The other day, at a local fair, Mrs Nige spotted a slender volume with the unpromising title Favourite Verse. Equally unpromising was the dust-jacket photograph of a clump of primroses - but under the title was the very much more promising line 'Edited by Stevie Smith'.
 The book has a curious history, having originally been published (in 1970, the year before Stevie Smith's death) as The Batsford Book of Children's Verse. As such, it would have constituted one of the most eccentric children's anthologies ever. The title of the reissue, Favourite Verse, is very much more descriptive. As the Bard of Palmers Green says in her preface, 'In selecting verses for this book I have followed my own tastes as they are now and as they were in my childhood.' So it is a highly personal, not entirely child-oriented selection - and a fascinating one.

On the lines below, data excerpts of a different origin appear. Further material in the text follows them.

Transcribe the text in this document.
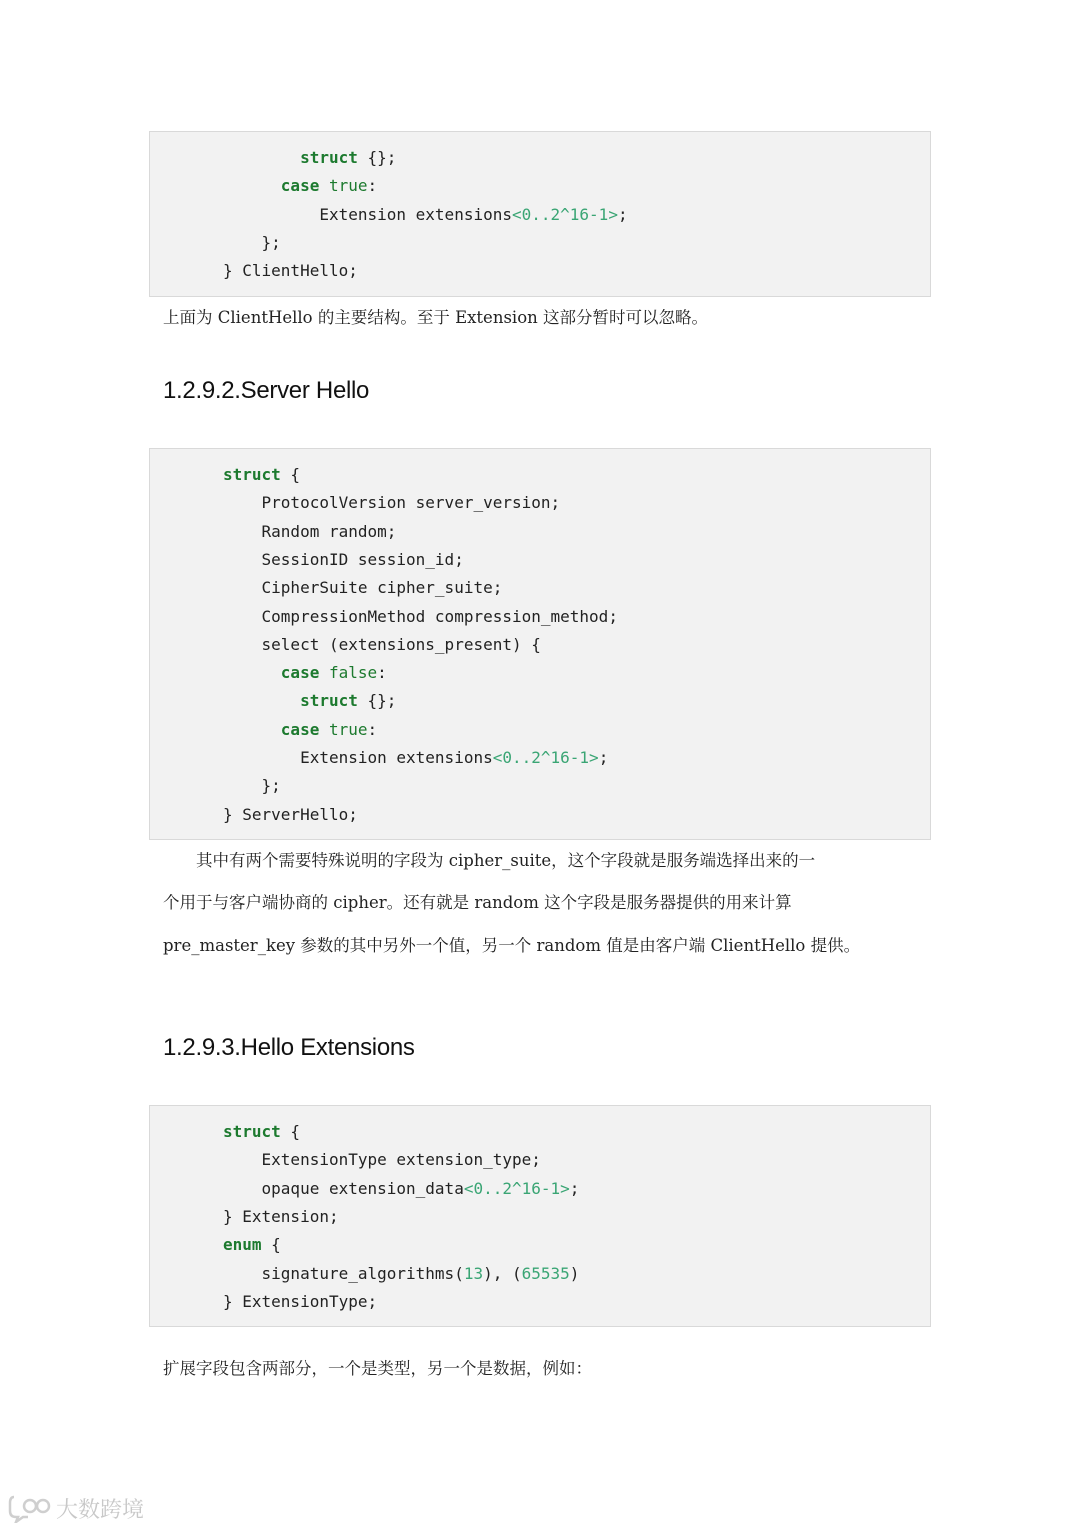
struct {};
case true:
Extension extensions<0..2^16-1>;
};
} ClientHello;

上面为 ClientHello 的主要结构。至于 Extension 这部分暂时可以忽略。

1.2.9.2.Server Hello
struct {
ProtocolVersion server_version;
Random random;
SessionID session_id;
CipherSuite cipher_suite;
CompressionMethod compression_method;
select (extensions_present) {
case false:
struct {};
case true:
Extension extensions<0..2^16-1>;
};
} ServerHello;

　　其中有两个需要特殊说明的字段为 cipher_suite，这个字段就是服务端选择出来的一

个用于与客户端协商的 cipher。还有就是 random 这个字段是服务器提供的用来计算

pre_master_key 参数的其中另外一个值，另一个 random 值是由客户端 ClientHello 提供。

1.2.9.3.Hello Extensions
struct {
ExtensionType extension_type;
opaque extension_data<0..2^16-1>;
} Extension;
enum {
signature_algorithms(13), (65535)
} ExtensionType;

扩展字段包含两部分，一个是类型，另一个是数据，例如：

大数跨境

 A good many old favourites - mostly from Shakespeare and the Romantic poets - are there, but Stevie Smith casts her net wide, including traditional ballads and passages from the Old Testament among her selections. She is happy, too, to include five of her own poems (The Old Sweet Dove of Wiveton, The Frog Prince, Hymn to the Seal, So to Fatness Come and The Occasional Yarrow). There is a good sprinkling of American poets, from Longfellow to Robert Frost (Acquainted with the Night), with a bit of Whitman ('I think I could turn and live with animals...') - but, oddly, not a line of Emily Dickinson.

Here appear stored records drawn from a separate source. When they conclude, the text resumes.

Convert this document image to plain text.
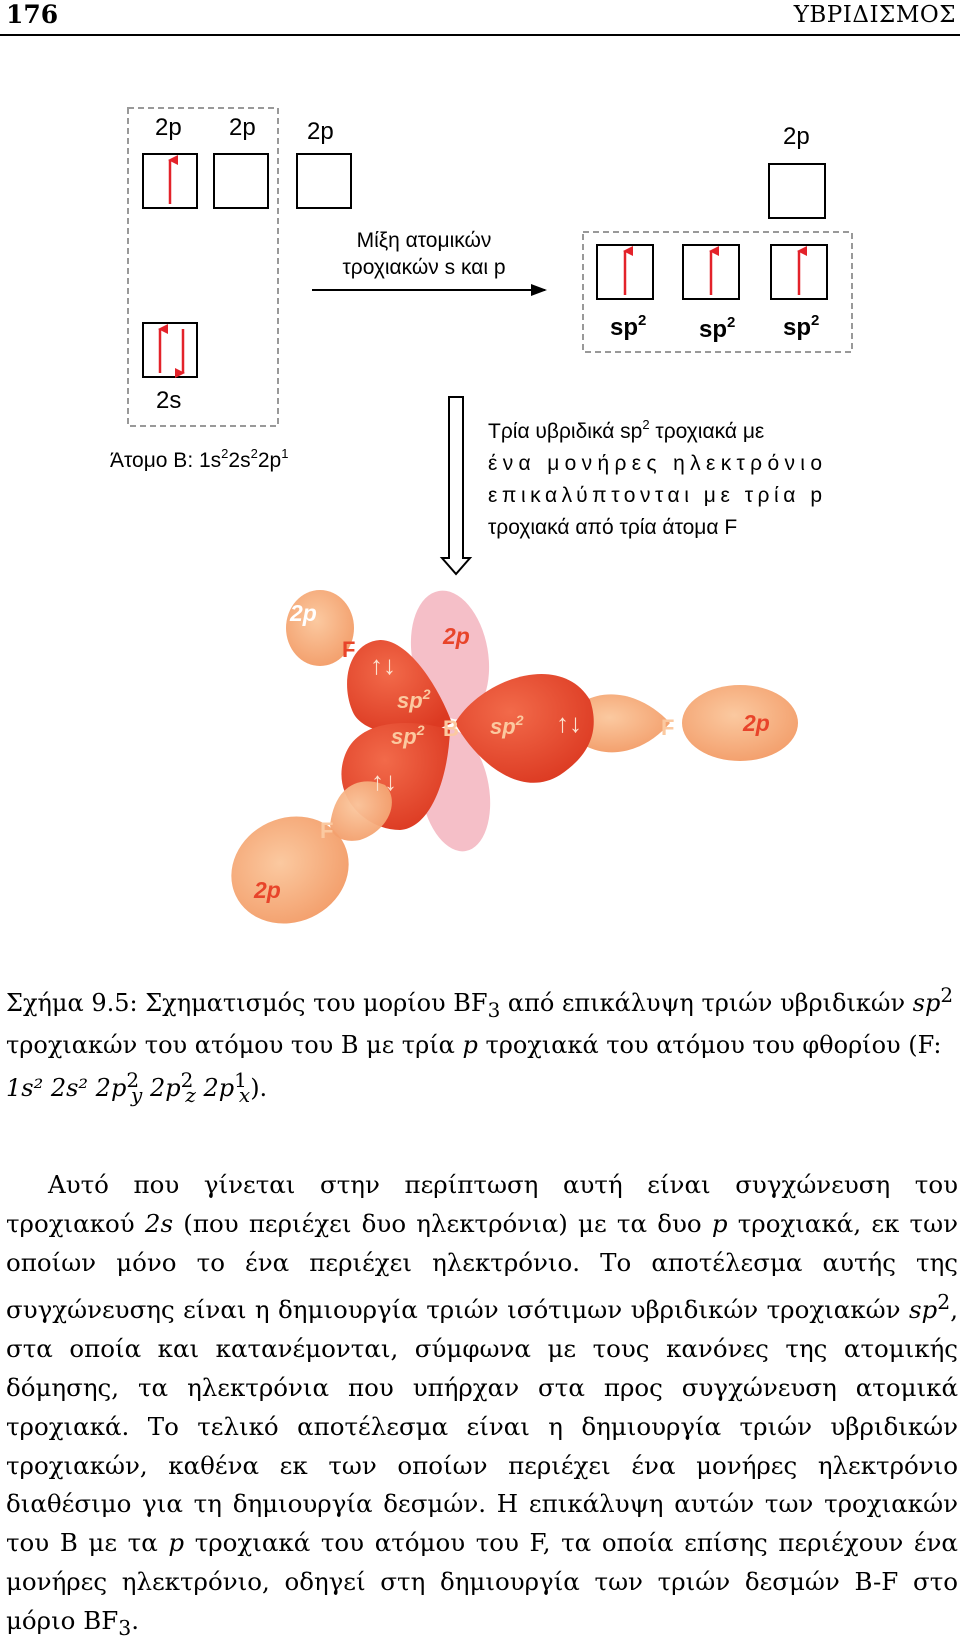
176	ΥΒΡΙΔΙΣΜΟΣ
2p 2p 2p
2s
Άτομο B: $1s^22s^22p^1$
Μίξη ατομικών
τροχιακών s και p
2p
$sp^2$ $sp^2$ $sp^2$
Τρία υβριδικά $sp^2$ τροχιακά με
ένα μονήρες ηλεκτρόνιο
επικαλύπτονται με τρία p
τροχιακά από τρία άτομα F
2p
2p
2p
2p
$sp^2$
$sp^2$	$sp^2$
B
F
F
F
↑↓
↑↓
↑↓
Σχήμα 9.5: Σχηματισμός του μορίου $BF_3$ από επικάλυψη τριών υβριδικών $sp^2$ τροχιακών του ατόμου του B με τρία p τροχιακά του ατόμου του φθορίου (F: 1s² 2s² $2p^2_y$ $2p^2_z$ $2p^1_x$).
Αυτό που γίνεται στην περίπτωση αυτή είναι συγχώνευση του τροχιακού 2s (που περιέχει δυο ηλεκτρόνια) με τα δυο p τροχιακά, εκ των οποίων μόνο το ένα περιέχει ηλεκτρόνιο. Το αποτέλεσμα αυτής της συγχώνευσης είναι η δημιουργία τριών ισότιμων υβριδικών τροχιακών $sp^2$, στα οποία και κατανέμονται, σύμφωνα με τους κανόνες της ατομικής δόμησης, τα ηλεκτρόνια που υπήρχαν στα προς συγχώνευση ατομικά τροχιακά. Το τελικό αποτέλεσμα είναι η δημιουργία τριών υβριδικών τροχιακών, καθένα εκ των οποίων περιέχει ένα μονήρες ηλεκτρόνιο διαθέσιμο για τη δημιουργία δεσμών. Η επικάλυψη αυτών των τροχιακών του B με τα p τροχιακά του ατόμου του F, τα οποία επίσης περιέχουν ένα μονήρες ηλεκτρόνιο, οδηγεί στη δημιουργία των τριών δεσμών B-F στο μόριο $BF_3$.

 Purchasers of The Batsford Book of Children's Verse must have been startled to find, on the very first page, these red-blooded lines from Matthew Arnold's The Strayed Reveller -


These things, Ulysses,
The wise Bards also
Behold and sing.
But oh, what labour!
O Prince, what pain!
 
They too can see
Tiresias:--but the Gods,
Who give them vision,
Added this law:
That they should bear too
His groping blindness,
His dark foreboding,
His scorn'd white hairs;
Bear Hera's anger
Through a life lengthen'd
To seven ages.
 
They see the Centaurs
On Pelion:--then they feel,
They too, the maddening wine
Swell their large veins to bursting: in wild pain
They feel the biting spears
Of the grim Lapithae, and Theseus, drive,
Drive crashing through their bones: they feel
High on a jutting rock in the red stream
Alcmena's dreadful son
Ply his bow:--such a price
The Gods exact for song;
To become what we sing.

Within the next few pages, we find Coleridge's Catullan Hendecasyllables (of all things), a passage from Shelley's The Masque of Anarchy (the first of two), and Robert Southwell's The Burning Babe. There's even some Crashaw later on (an excerpt from The Office of the Holy Cross) - and Hardy is represented by the wonderfully sardonic The Ruined Maid. Yes, this is very much Stevie Smith's Favourite Verse.
 In her preface, she tell us that the first poem she ever learnt by heart was Shelley's Arethusa (the poem woozily quoted by Audrey Hepburn in Roman Holiday). That was perhaps a strange place to start, but then Stevie was clearly an unusual child:
'Childhood thoughts can cut deep [she writes]. I remember when I was about eight, for instance, thinking the road ahead might be rather too long, and being cheered by the thought, at that moment first occurring to me, that life lay in our hands. Many poems have been inspired by this thought, at least many of mine have.'

Footnote: Stevie Smith fulfilled another commission for Batsford in 1959, supplying the introduction and picture captions for a volume called Cats in Colour. I'll keep an eye open for that - though I don't suppose it will be quite as rewarding as her Favourite Verse.